I have a webdriver script that does a lot of stuff, like clicks on links, sends keys and so on, but I cannot predict where it will crash. I want to run a series of tests in sequence and print results into a file - including any errors/crashes: Eg.
Test01 - Success!
Test02 - NameError: name 'driver' is not defined !ERROR!
Test03 - Success!
and so on.
So that at the end I can just open the text file and check which tests need to be fixed and re-run.
Now I've been using try/exception
with smaller blocks of code, but it seems to me that I would have to somehow include the whole script within try/catch/exception
to get what I want.
Is there a better way to catch any type of error that is displayed after a script crashes, like on the image below:
Upvotes: 1
Views: 2598
Reputation: 1424
It seems the trick you are looking for is redirecting the stderr to a file or stdout.
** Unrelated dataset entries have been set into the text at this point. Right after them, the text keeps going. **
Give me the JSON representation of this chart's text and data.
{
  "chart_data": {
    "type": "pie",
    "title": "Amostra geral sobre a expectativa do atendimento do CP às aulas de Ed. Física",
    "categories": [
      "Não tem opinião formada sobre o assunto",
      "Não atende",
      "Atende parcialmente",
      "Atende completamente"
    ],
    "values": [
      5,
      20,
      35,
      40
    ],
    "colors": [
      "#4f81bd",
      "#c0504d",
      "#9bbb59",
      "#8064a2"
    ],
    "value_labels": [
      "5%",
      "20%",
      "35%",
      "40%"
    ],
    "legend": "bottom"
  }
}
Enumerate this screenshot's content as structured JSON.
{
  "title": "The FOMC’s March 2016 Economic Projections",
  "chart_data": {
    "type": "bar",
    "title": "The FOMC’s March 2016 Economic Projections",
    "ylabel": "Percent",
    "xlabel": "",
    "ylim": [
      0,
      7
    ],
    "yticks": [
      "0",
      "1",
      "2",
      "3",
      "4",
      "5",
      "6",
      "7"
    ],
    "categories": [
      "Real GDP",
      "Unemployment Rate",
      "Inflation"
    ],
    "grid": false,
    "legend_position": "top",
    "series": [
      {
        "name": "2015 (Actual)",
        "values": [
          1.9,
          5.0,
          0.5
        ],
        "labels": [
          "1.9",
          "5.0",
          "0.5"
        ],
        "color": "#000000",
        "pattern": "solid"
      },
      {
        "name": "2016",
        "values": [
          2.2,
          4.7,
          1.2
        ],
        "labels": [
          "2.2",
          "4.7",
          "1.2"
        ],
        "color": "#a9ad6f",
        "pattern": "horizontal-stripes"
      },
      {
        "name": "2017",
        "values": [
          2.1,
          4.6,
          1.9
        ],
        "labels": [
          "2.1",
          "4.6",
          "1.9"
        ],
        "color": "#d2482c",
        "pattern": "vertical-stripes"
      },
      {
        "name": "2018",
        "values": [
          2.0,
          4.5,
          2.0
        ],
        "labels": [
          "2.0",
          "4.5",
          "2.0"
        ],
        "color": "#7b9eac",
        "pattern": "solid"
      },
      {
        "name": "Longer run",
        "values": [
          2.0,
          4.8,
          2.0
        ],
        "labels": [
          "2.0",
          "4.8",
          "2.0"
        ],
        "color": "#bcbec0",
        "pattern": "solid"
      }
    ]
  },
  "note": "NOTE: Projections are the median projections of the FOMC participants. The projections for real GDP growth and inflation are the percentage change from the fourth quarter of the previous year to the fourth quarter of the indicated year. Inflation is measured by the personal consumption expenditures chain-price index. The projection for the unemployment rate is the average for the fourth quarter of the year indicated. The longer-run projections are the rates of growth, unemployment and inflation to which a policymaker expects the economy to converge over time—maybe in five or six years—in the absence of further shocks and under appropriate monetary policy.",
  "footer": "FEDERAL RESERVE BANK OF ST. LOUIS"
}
Python when having the exception will write the exception to stderr . simply you need to redirect stderr to the same output file you have when running the python program
like this
python file.py &> outputfile
Upvotes: 0
Reputation: 33275
You can use a plain except
to catch any and all exceptions, like so:
try:
some code here
except:
print 'whoops, something went wrong'
However this doesn't give you any information about the exception, so you probably don't want to do that.
You can also catch the very broad Exception
, like so:
try:
some code here
except Exception as ex:
print 'oops, caught this error: %s' % ex
This is a better method as it tells you what exactly went wrong.